When it was first announced I was dead against a second season. Liane Moriarty’s source material had been exhausted but with its huge star names, award wins and public success a second season was inevitable. The final moments of the finale are interesting and frustrating. Willie Nelson provides the soundtrack of a long montage. In it we see Madelaine and Ed renewing their wedding vows on the beach, Jane enjoying an intimate moment with Corey, Renata snuggling in bed with Amabella and Mary Louise leaving Monteray for San Fransisco. It’s a long montage that is there to explain to us where the characters are at the end of the story. Bonnie, who has lost her mother and told her husband she has never really loved him, leaves a note for her daughter Skye and drives off.
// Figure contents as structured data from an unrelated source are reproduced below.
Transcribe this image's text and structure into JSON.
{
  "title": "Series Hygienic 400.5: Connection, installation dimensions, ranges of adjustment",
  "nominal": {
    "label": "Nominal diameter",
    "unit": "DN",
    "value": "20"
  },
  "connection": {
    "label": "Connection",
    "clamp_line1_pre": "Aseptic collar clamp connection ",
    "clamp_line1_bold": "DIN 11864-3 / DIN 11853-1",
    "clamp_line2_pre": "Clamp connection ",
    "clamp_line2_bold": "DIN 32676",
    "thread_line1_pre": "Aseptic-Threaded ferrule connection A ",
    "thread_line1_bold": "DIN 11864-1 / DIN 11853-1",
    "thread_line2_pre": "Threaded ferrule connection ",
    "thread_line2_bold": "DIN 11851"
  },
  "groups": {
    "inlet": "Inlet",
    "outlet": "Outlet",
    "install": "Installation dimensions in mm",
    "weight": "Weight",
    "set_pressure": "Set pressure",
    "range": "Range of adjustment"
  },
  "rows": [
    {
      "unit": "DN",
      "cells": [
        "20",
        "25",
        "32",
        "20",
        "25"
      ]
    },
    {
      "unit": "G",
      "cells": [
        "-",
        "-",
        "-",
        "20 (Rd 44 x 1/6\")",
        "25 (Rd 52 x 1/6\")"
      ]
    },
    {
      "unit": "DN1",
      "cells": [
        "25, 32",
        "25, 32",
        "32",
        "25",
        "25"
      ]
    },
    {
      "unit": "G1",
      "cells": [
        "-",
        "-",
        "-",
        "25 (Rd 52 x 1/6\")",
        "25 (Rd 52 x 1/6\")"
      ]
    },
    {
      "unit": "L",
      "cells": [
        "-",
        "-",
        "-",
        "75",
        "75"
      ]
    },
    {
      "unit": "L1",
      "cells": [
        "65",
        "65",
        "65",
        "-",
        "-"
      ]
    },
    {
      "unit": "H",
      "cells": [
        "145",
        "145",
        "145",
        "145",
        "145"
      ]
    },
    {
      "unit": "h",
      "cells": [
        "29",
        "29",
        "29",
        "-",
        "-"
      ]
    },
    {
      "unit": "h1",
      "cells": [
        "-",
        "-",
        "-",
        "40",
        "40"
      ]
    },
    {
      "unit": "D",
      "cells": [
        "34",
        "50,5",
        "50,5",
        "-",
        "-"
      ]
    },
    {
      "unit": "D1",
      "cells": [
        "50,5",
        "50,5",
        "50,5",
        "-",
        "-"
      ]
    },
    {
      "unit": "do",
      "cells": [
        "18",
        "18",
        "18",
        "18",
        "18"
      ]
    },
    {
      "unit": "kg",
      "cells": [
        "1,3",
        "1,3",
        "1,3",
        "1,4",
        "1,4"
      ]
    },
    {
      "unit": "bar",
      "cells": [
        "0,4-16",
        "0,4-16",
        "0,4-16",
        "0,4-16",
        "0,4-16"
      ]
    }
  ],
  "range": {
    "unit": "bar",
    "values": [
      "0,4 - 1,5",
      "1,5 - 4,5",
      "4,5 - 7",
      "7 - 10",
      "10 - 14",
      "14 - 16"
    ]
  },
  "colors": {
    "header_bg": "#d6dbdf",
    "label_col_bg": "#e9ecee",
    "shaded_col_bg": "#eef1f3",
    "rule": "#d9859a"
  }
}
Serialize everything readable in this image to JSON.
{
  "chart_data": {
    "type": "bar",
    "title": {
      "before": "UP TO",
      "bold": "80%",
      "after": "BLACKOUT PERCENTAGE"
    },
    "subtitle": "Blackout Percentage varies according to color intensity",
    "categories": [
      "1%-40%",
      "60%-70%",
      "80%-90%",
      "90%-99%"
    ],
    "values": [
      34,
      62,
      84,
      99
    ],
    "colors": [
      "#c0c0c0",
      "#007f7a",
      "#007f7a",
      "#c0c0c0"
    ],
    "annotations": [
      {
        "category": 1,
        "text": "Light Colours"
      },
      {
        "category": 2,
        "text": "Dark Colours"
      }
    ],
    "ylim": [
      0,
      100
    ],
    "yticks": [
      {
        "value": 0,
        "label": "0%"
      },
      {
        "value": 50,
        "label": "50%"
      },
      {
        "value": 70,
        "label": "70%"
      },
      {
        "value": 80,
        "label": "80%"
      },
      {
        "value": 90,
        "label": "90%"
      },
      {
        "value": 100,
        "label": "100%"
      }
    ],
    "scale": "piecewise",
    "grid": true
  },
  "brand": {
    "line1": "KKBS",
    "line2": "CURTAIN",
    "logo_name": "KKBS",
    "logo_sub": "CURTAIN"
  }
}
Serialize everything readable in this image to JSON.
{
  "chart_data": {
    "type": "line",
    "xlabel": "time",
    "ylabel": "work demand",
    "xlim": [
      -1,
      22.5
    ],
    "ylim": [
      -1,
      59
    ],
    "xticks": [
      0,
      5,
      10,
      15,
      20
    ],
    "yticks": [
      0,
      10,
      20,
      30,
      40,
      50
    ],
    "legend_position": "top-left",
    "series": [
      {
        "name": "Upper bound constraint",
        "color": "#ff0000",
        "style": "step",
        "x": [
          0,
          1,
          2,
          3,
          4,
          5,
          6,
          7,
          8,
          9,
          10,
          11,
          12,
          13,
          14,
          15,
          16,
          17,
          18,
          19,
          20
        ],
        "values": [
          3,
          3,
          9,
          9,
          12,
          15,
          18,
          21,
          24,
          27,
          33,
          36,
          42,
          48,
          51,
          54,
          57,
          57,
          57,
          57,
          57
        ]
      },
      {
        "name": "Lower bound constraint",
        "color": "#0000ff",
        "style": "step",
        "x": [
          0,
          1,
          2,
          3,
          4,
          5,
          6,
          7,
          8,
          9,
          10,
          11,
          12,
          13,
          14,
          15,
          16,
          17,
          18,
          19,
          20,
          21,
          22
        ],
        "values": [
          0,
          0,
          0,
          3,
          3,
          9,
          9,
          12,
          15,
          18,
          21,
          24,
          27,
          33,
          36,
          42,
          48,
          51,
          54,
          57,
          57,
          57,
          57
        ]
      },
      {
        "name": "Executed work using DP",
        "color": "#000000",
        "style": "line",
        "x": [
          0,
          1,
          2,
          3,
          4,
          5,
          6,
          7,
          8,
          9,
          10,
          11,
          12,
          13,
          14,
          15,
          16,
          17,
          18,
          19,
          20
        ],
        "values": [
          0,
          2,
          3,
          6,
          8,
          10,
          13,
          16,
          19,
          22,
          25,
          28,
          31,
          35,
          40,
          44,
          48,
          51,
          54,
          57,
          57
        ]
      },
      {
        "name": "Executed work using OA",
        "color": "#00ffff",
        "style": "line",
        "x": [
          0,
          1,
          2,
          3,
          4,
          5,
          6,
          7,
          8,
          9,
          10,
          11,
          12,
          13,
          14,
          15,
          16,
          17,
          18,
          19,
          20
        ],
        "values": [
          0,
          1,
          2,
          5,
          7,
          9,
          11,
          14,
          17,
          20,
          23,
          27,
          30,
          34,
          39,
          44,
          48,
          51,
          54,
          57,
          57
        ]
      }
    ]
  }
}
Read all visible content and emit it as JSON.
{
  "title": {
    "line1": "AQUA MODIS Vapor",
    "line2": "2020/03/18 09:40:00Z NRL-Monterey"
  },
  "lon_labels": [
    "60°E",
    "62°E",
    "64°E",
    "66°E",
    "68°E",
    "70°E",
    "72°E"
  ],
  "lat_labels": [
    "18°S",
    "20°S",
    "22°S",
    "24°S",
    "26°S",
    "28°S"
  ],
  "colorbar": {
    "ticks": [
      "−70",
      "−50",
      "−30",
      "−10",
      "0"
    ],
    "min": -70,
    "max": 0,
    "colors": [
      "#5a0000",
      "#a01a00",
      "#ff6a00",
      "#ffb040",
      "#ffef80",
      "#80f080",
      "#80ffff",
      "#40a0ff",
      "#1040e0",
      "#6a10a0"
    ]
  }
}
With the music still playing, it becomes clear that Bonnie has convinced all of the group to meet her at the police station and the five women walk into the police station as the screen fades to black.
I suppose we are to take that to mean that they are going to come clean about what happened on the night of Perry’s death. They’ll all be accessories and that’ll be that, but as the credits started to roll, I did, just for a minute, question the point of this second instalment. Whilst the whodunnit was the hook of season one it wasn’t really what kept me coming back week after week. I enjoyed peering into the lives of these women and spending time with them, regardless of how monstrous the majority of them were. Whilst I enjoyed the majority of the second season, looking it back now, it lacked a sense of narrative direction. The courtroom scenes at the end didn’t feel like they came from the show that delivered an exciting and awkward disco-themed birthday party a few episodes prior. This might have something to do with the fact that new director Andrea Arnold was whitewashed out of her own project by Kelley and first season director Jean-Marc Vallée. IndieWire reported, recently, on the creative controversies. Andrea Arnold was brought on to direct, but some of her scenes were allegedly reshot or recut by Vallée, to unify the styles of the first and second seasons. “Sources describe dailies filled with Arnold’s trademark restless camera searching for grace notes—those gestures, movements, and poetic frames of natural light that added another layer to what is not being said,” according to IndieWire. The rest of us couldn’t see Arnold’s raw footage, but we could detect a palpable sense of interference.
It could also be attributed to the fact that the first used Moriarty’s novel as a guide and this second had to been developed and slightly contrived. For whatever reason this second season of Big Little Lies, though still very watchable, felt a little off. The cast elevated the material and the finale had its edge of the seat moments, but when I look back on this season in a few years time I’m not sure I’ll remember it as fondly.